For no other reason than I like it that way, I’m sticking with the “pure 64-bit” theme. If everything we did made perfect sense, we’d be less than human. Despite reasonable arguments from Thomas Vander Stichele to the contrary, I still prefer 64-bit audio and video, and I’ve not found anything to compare with Xine. I make sure KDE calls that first on just about everything it knows how to play. It works the way I do for such things.

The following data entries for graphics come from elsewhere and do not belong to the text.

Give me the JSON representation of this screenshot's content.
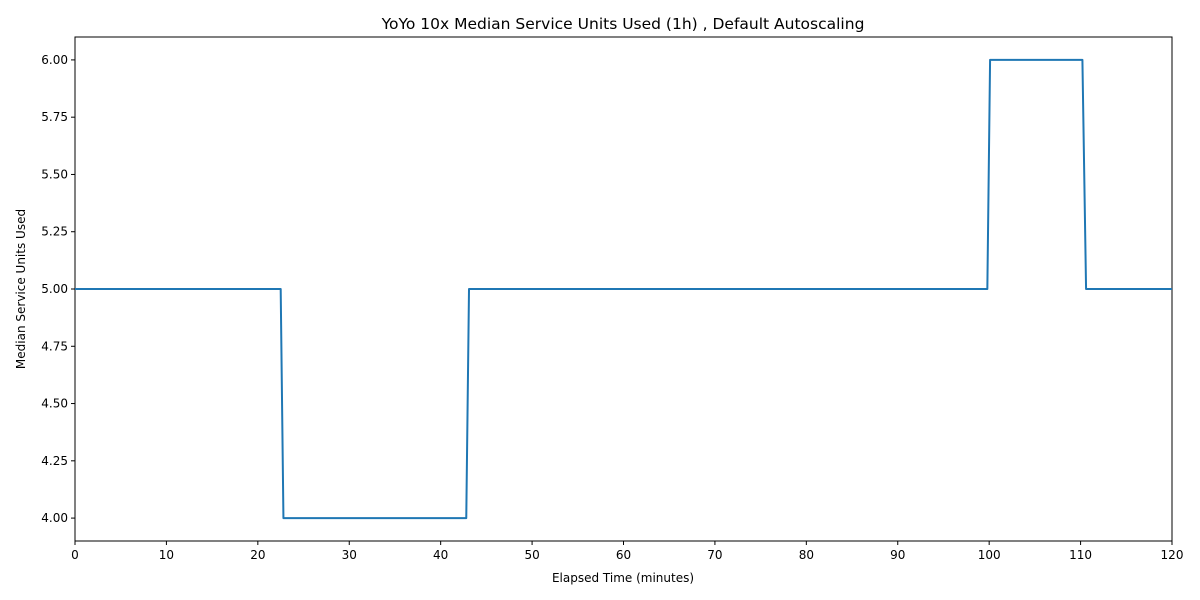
{
  "chart_data": {
    "type": "line",
    "title": "YoYo 10x Median Service Units Used (1h) , Default Autoscaling",
    "xlabel": "Elapsed Time (minutes)",
    "ylabel": "Median Service Units Used",
    "xlim": [
      0,
      120
    ],
    "ylim": [
      3.9,
      6.1
    ],
    "x_ticks": [
      0,
      10,
      20,
      30,
      40,
      50,
      60,
      70,
      80,
      90,
      100,
      110,
      120
    ],
    "x_tick_labels": [
      "0",
      "10",
      "20",
      "30",
      "40",
      "50",
      "60",
      "70",
      "80",
      "90",
      "100",
      "110",
      "120"
    ],
    "y_ticks": [
      4.0,
      4.25,
      4.5,
      4.75,
      5.0,
      5.25,
      5.5,
      5.75,
      6.0
    ],
    "y_tick_labels": [
      "4.00",
      "4.25",
      "4.50",
      "4.75",
      "5.00",
      "5.25",
      "5.50",
      "5.75",
      "6.00"
    ],
    "grid": false,
    "legend": "none",
    "series": [
      {
        "color": "#1f77b4",
        "x": [
          0,
          22.5,
          22.8,
          42.8,
          43.1,
          99.8,
          100.1,
          110.2,
          110.6,
          120
        ],
        "y": [
          5.0,
          5.0,
          4.0,
          4.0,
          5.0,
          5.0,
          6.0,
          6.0,
          5.0,
          5.0
        ]
      }
    ]
  }
}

It bears mentioning here again: For the Logitech QuickCam Messanger which uses the Gspca5 driver, there is a conflict during the modprobe process. The system attempts to load the webcam as the default audio device, simply because it includes a microphone. The simplest way to prevent this is add one line at the end of your
options snd-usb-audio index=-2. This causes the webcam driver to load after the sound driver for my onboard MCP61 High Definition Audio is loaded and running.
I won’t pretend this makes any sense to most Linux fans, and Debian fans in particular. However, I think we can agree freedom is a good thing.